Teğmen Mustafa özetle diyor ki:
İŞTE YANIYOR
"Açıkta ve kayalıklar arasında mevzi alan bataryamın küçücük topları (7.7) koca gemi ile nasıl cenkleşecekti? Aynı zamanda karadan ateş eden toplara da nasıl cevap verecekti? Bu aklın alacağı bir iş değildi. Fakat çaresizlik ve mesuliyetin büyüklüğü karşısında artık tereddüde lüzum yoktu. Hemen ateşe başladık. Mesafelerin biraz evvel iyice tespit edilmiş bulunması, toplarımızın yeniliği ve hassasiyeti, cephanemizin tolerans mükemmeliyeti işimizi kolaylaştırdı. İlk grubun bir mermisi gemiye isabet etti. Müteakip grubun üç mermisi birden geminin kıç tarafındaki küçük tayyare hangarına isabet ederek müthiş bir yangın yaptı. Benzin deposuna isabet ettiğini sonradan öğrendiğimiz mermilerimizden çıkan yangın o derece çabuk büyüdü ki gemi baş toplarını bize çevirdiği halde ateş etmeye imkán bulamadı. Mürettebatın birçoğunun denize atıldığı görülüyordu. Koca gemi karşımızda homurdanarak yanıyor, yavaş yavaş yaralı başını denize sokuyordu. Fazla dayanamayan Ben My Chree'nin baş tarafı denize gömüldü. Bu muhteşem levhanın verdiği sevinç ve heyecanın zevkini insan tarif edemez, ancak görür ve hisseder.
MİLLETİMİN HASLETİ
Bu eşi bulunmaz manzaraya şahit olmak acaba batarya kumandanı için paha biçilir bir saadet midir?
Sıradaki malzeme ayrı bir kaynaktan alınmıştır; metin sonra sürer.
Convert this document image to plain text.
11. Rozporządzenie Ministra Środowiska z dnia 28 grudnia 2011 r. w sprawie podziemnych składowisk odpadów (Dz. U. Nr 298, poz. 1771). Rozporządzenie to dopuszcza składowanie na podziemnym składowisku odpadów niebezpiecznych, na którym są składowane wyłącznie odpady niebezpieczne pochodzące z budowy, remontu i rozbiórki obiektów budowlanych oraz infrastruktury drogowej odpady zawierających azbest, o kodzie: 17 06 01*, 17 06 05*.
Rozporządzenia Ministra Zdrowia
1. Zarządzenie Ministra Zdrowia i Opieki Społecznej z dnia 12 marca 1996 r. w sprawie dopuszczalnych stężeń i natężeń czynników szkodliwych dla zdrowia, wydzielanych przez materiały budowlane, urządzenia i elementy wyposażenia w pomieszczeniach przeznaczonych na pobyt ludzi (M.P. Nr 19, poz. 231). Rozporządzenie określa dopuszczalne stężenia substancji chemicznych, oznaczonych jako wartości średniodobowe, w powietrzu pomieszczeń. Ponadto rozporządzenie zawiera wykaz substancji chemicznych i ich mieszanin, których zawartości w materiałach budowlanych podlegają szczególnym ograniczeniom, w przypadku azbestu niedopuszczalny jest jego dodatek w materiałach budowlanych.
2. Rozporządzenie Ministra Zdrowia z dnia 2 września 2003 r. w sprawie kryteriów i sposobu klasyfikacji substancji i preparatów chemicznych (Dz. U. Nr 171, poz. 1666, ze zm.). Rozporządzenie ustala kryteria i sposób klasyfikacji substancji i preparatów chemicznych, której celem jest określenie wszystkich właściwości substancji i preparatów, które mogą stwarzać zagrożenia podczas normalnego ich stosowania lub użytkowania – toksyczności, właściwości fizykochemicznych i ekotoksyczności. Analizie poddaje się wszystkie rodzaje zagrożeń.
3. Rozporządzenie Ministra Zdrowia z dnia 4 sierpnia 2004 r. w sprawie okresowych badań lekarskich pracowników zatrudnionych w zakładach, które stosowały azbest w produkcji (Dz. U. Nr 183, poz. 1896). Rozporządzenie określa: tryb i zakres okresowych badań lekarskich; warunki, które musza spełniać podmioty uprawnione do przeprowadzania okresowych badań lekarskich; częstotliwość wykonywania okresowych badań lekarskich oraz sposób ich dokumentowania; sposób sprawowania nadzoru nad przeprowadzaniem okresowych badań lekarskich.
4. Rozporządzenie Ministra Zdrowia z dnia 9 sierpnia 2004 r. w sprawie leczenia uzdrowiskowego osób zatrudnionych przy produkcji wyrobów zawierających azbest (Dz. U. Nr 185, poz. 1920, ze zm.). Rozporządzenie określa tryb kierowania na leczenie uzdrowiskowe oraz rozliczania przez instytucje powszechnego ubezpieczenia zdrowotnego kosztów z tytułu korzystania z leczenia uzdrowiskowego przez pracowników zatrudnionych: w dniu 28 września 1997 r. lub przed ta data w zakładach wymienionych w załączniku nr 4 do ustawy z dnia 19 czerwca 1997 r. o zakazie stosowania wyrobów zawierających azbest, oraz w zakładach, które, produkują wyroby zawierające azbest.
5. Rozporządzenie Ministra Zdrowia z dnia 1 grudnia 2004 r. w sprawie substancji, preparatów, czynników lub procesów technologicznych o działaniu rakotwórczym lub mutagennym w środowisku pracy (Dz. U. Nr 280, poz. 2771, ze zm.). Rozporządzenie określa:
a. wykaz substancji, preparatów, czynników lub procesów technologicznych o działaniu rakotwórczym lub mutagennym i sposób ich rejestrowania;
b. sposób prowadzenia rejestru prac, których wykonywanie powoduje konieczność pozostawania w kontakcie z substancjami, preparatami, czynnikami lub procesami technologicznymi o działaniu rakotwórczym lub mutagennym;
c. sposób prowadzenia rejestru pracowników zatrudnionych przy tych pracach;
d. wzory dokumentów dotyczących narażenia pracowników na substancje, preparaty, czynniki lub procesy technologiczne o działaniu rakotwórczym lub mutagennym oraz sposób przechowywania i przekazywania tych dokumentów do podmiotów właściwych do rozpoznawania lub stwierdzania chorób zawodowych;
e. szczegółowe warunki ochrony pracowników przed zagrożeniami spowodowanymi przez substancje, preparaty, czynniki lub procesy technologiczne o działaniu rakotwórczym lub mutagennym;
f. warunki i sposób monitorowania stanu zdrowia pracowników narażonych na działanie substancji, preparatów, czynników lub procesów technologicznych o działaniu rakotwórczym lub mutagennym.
Bu saadeti haklı olarak tattığım dakikada iyice anladım ki, nispetsiz bir düşmanla çarpışmak ve onu yenmek ancak ve ancak aziz milletime nasip olan bir haslettir. İşte böylece büyüğünü denize gömdükten sonra limanda bulunan diğer iki İngiliz torpidosu ile Fransız kruvazörü, ağı yararak son hızlarıyla ikisi kuzeye biri güneye kaçarlarken üçüne birden ateş çevirmeye imkán yoktu.
SIRA FRANSIZ'DA
Sıra başımızı didikleyen ve nişancı neferimin yaralanmasına sebebiyet veren Fransız toplarına gelmişti. Karşı karşıya çıkan iki pehlivanı andıran her iki batarya aynı şerait dahilinde açık mevzide idi. Aradaki fark onlarınki 10.5'lik sabit ve mükemmel bir batarya; bizimki ise 7.7'lik tekerlekli ve ateş kabiliyeti şüphesiz onlara nazaran daha az bir dağ bataryası. Bu karşılaşma yarım yüzyıl evvelki topçu düellolarını andırdığı için pek enteresan idi.
Gemilerle uğraşırken bize nefes aldırmayan bu kabadayıları susturmak için 12 atım yetti."
Bu bataryanın başarısı bundan ibaret değil. Geride birçok ilginç zafer var.
(Ben Bir Türk Zabitiyim, Yayına hazırlayan: Mustafa Aydemir, Denizler Kitabevi.)